Panel A of Table 3.7 shows that, consistent with expectations, the coefficient on the interaction term was only significantly negative on the subsample indicating non-underwritten SEOs
on the subsamples of non-top 4 (Model (2)) and non-top 10 (Model (4)) underwritten SEOs. Interestingly, the coefficients on the interactions were positive if the SEOs were underwritten by a top 10 or top 4 investment bank, but only significant for those underwritten by a top 4 underwriter.

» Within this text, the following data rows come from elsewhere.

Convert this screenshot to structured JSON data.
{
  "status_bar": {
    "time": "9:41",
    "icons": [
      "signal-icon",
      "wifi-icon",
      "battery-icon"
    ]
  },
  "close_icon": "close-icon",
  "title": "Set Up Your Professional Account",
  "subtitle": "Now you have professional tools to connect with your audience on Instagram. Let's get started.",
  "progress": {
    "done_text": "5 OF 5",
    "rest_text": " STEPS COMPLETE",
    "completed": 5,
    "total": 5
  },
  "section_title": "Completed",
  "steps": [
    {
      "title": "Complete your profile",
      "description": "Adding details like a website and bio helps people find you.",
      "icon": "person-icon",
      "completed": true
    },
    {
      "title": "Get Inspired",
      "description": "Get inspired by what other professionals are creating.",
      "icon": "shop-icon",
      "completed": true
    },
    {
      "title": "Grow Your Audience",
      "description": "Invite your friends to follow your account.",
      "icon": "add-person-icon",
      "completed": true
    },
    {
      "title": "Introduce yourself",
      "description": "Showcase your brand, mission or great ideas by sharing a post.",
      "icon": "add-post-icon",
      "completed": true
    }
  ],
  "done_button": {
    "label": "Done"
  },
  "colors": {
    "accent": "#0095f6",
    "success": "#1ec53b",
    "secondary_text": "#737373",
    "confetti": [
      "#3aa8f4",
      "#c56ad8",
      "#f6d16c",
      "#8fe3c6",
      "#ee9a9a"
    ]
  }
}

Panel B of Table 3.7 reports the two-tailed chi-squared tests (p-value) of differences in the coefficients of the interaction term between any two models. The test results indicate that the explanatory power of the interaction term was significantly higher for SEOs that were underwritten by a top 4 than those underwritten by a non-top 4, indistinguishable between top 10 and non-top 10, and significantly lower for non-underwritten relative to underwritten SEOs. Regarding the level of the reputation of the underwriter, the effect of the interaction on cumulative abnormal returns was significantly higher for SEOs that were underwritten by either a top 4 or a top 10 over those that were non-underwritten. However, the difference was more significant at 1% for the top 4 as compared with 5% for the top 10 underwriters. In sum, the results reveal that underwriters can certify the value of SEO issuers, hence relieving investors’ concerns about the increasing information asymmetry and environmental risk associated with the issuers. And the certification value increases with the reputation of the underwriting investment banks.
3.7 ROBUSTNESS TESTS
This section presents three robustness tests. First, the event windows over which the cumulative abnormal returns were calculated were altered, and then a similar multivariate analysis was performed using the same model specifications as in the main tests. Second, a further control was implemented for the endogeneity concerns by adopting the PSM technique.